The latest views from Ed Yardeni, president of Yardeni Research and a well-known bull on Wall Street, have drawn market attention. As a staunch bull with a target price of 7,000 for the S&P 500 index, Yardeni has recently shown a subtle shift in attitude:

We cannot rule out the possibility that the bear market began on February 20 (the day after the S&P 500 index hit an all-time high).... We are concerned that 'Trump Tariff Turmoil 2.0' could trigger a rare flash crash without an accompanying economic recession.

Yardeni believes that a "flash crash" could occur quickly, similar to those in 1962 and 1987, and reverse just as quickly. He pointed out, “Therefore, this sell-off may provide buying opportunities, especially for those overvalued stocks that have now declined.”

Notably, Yardeni has raised the probability of a U.S. economic recession and a stock market bear market from 20% over the past three years to 35%. He believes that Trump Turmoil 2.0 is significantly testing the resilience of consumers and the economy, and given the sharp decline in the stock market, expectations for stagflation seem to be only increasing.

Yardeni expects that the stock market will be volatile in the first half of this year, with a potential return to record territory in the second half.

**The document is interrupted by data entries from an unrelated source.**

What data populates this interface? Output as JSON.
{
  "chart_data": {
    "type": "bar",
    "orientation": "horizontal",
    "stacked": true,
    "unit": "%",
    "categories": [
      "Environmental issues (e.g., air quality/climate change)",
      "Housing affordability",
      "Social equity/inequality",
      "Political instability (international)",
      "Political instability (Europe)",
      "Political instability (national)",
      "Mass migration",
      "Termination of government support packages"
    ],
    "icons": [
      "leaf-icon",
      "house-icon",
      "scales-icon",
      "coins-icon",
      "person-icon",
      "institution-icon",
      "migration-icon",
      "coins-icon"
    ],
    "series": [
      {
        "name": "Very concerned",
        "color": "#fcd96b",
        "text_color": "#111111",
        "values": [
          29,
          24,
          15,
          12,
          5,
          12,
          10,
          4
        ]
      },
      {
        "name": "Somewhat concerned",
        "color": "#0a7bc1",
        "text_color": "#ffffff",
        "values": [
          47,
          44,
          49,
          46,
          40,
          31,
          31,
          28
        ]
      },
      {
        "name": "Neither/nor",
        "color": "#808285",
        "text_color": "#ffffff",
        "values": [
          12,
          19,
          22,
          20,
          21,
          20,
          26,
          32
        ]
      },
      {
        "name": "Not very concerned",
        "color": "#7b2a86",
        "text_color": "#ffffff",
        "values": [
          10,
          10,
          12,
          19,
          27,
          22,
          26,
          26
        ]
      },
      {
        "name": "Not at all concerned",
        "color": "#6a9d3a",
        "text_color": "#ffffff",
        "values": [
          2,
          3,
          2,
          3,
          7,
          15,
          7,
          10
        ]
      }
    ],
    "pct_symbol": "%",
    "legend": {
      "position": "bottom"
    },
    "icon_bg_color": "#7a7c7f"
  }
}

He now believes that the probability of the bull market remaining intact and no adjustments or bear markets occurring by 2025 is 65% (down from 80%).

In the long term, his "Roaring 20s" outlook—where the stock market bull market continues into the 2030s—still has a 55% chance of realization, thanks to economic resilience and technology-driven productivity gains, provided that trade conflicts do not worsen.

Even more concerning for the market, Yardeni pointed out that his firm no longer expects "the Fed to save the market" (i.e., the central bank rushing to rescue the stock market when needed), as Federal Reserve Chairman Powell hinted last week that the central bank would not be in a hurry to cut interest rates:

“Without the support of the Fed and Trump, stock market bulls need to bet on the resilience of the economy and corporate earnings.”

Regarding potential buying opportunities in the stock market, Yardeni cited data indicating that insiders have begun buying cyclical sectors, including energy, technology, banking, industrials, and biotechnology stocks.

Data provided by Jonathan Krinsky, chief market technician at BTIG, shows that in the year following a 20% increase, the market typically bottoms out around March 12. He stated, “The market may still be volatile, but we believe the S&P 500 index could rebound to around 5,950-6,000 points, up 3-4% from last Friday's closing price.”